Jane Grant is Depute Director of External Engagement and Partnerships at The Open University in Scotland.

Scotland frequently celebrates the potential of its rural economy, but the way we support entrepreneurship tells a different story writes Jane Grant, Depute Director of External Engagement and Partnerships at The Open University in Scotland.

Business support systems continue to assume a particular kind of entrepreneur in a particular kind of place – usually an urban one. If we genuinely believe rural Scotland is part of the nation’s economic future, then our approach to fostering business growth must reflect that. 

At The Open University in Scotland, we work with employers, learners and entrepreneurs in every part of the country – including some of the most remote communities. What we see time and again is that small and micro businesses are not an optional extra. They are economic essentials, providing employment, services and stability in areas that need it most. 

Accelerator programmes, networking events and early-stage investment tend to cluster in cities. That makes sense for some, but it actively disadvantages rural entrepreneurs, particularly those balancing work or those with caring responsibilities. 

If we genuinely believe rural Scotland is part of the nation’s economic future, then our approach to fostering business growth must reflect that.”

Around 75% of our learners are already in work, and many are building businesses on the side – not from incubators, but from home offices, farms or community spaces. 

But this only works if the system around them makes space for that kind of entrepreneurship. 

Over the past 18 months, we’ve seen a significant reduction in the availability of upskilling and reskilling support – including the loss of individual training accounts and flexible workforce funding and upskilling funds. These cuts hit rural areas harder. 

There is some change here; South of Scotland Enterprise recognise the importance of early small pots of start up money, and we work with Converge to distribute small amounts of micro finance, but it’s not enough. 

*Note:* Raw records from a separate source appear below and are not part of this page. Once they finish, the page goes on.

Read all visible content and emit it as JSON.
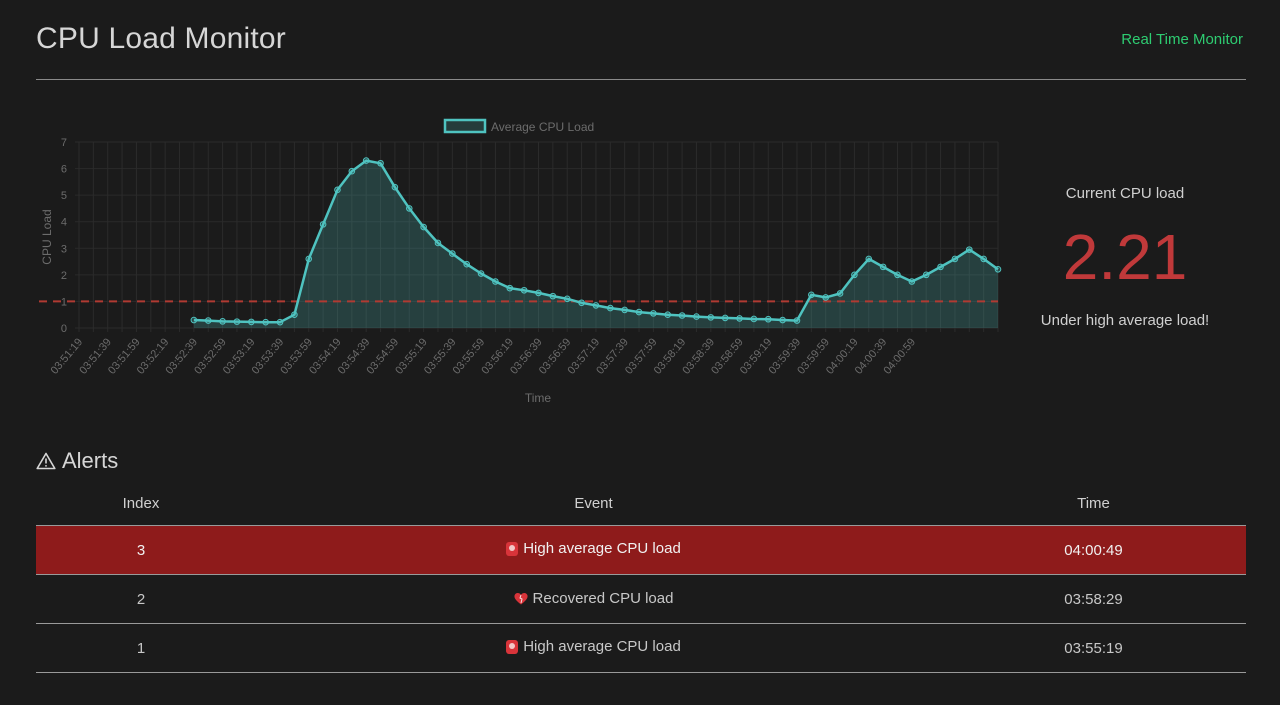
{
  "header": {
    "title": "CPU Load Monitor",
    "nav_link": "Real Time Monitor"
  },
  "chart_data": {
    "type": "line",
    "legend": "Average CPU Load",
    "xlabel": "Time",
    "ylabel": "CPU Load",
    "ylim": [
      0,
      7
    ],
    "yticks": [
      0,
      1,
      2,
      3,
      4,
      5,
      6,
      7
    ],
    "threshold": 1,
    "tick_labels": [
      "03:51:19",
      "03:51:39",
      "03:51:59",
      "03:52:19",
      "03:52:39",
      "03:52:59",
      "03:53:19",
      "03:53:39",
      "03:53:59",
      "03:54:19",
      "03:54:39",
      "03:54:59",
      "03:55:19",
      "03:55:39",
      "03:55:59",
      "03:56:19",
      "03:56:39",
      "03:56:59",
      "03:57:19",
      "03:57:39",
      "03:57:59",
      "03:58:19",
      "03:58:39",
      "03:58:59",
      "03:59:19",
      "03:59:39",
      "03:59:59",
      "04:00:19",
      "04:00:39",
      "04:00:59"
    ],
    "series": [
      {
        "name": "Average CPU Load",
        "color": "#4fc3c0",
        "values": [
          null,
          null,
          null,
          null,
          null,
          null,
          null,
          null,
          0.3,
          0.28,
          0.25,
          0.24,
          0.23,
          0.22,
          0.22,
          0.5,
          2.6,
          3.9,
          5.2,
          5.9,
          6.3,
          6.2,
          5.3,
          4.5,
          3.8,
          3.2,
          2.8,
          2.4,
          2.05,
          1.75,
          1.5,
          1.42,
          1.32,
          1.2,
          1.1,
          0.95,
          0.85,
          0.75,
          0.68,
          0.6,
          0.55,
          0.5,
          0.47,
          0.43,
          0.4,
          0.38,
          0.36,
          0.34,
          0.33,
          0.3,
          0.28,
          1.25,
          1.15,
          1.3,
          2.0,
          2.6,
          2.3,
          2.0,
          1.75,
          2.0,
          2.3,
          2.6,
          2.95,
          2.6,
          2.21
        ]
      }
    ]
  },
  "current": {
    "label": "Current CPU load",
    "value": "2.21",
    "status": "Under high average load!"
  },
  "alerts": {
    "title": "Alerts",
    "columns": {
      "index": "Index",
      "event": "Event",
      "time": "Time"
    },
    "rows": [
      {
        "index": "3",
        "event": "High average CPU load",
        "icon": "siren-icon",
        "time": "04:00:49"
      },
      {
        "index": "2",
        "event": "Recovered CPU load",
        "icon": "heart-icon",
        "time": "03:58:29"
      },
      {
        "index": "1",
        "event": "High average CPU load",
        "icon": "siren-icon",
        "time": "03:55:19"
      }
    ]
  },
  "colors": {
    "accent": "#2ecc71",
    "alert_red": "#c0393a",
    "active_row": "#8e1b1b",
    "line": "#4fc3c0",
    "threshold": "#b03a32"
  }
}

The result? Fewer people are getting the chance to try, test and grow their business ideas, especially in the very communities where we need economic resilience most. 

Many successful businesses – including those we’ve supported through the Open Business Creator programme – began with a small grant or skills course that helped turn an idea into action. These aren’t anomalies; they’re proof that rural entrepreneurship thrives when given the tools. 

We’ve also partnered with institutions like Scotland’s Rural University College to co-deliver entrepreneurship initiatives in places like Dumfries. This strengthens not just the programmes but the region’s infrastructure, bringing local access, tailored learning and connections to wider networks. That’s why we have developed an Open Enterprise Network of start-ups and aspiring start-ups to create a Scotland wide community of learning and support. 

Laura Ripley

Laura Ripley, from Aberdeenshire, won the Female Entrepreneurship Award at the nationwide Converge Challenge for aspiring academic innovators. Laura is a perfect example of what the Open University is trying to do – she was working, studying for a degree and starting a business all at the same time. We have also signed up to the Scottish Government's Pathways programme to encourage more women into entrepreneurship. 

But we need consistency. Stop-start funding and a patchwork of support mean rural businesses are too often left behind. Instead, we should embed ‘place-aware’ thinking across every element of the entrepreneurship ecosystem, from how we fund to how we connect and train. 

That means empowering regional partnerships to make decisions based on local need. It means ensuring support is not only theoretically available Scotland-wide, but practically accessible. 

It also means thinking long-term: investing not just in one-off pilots, but in sustained programmes that build trust and capability over time. 

If rural Scotland matters to our economy then it’s time for the way we support entrepreneurs to match the ambition we so often speak of, because we don’t just need businesses to grow in Scotland’s cities. We need them to grow in its islands, coastlines and rural communities too.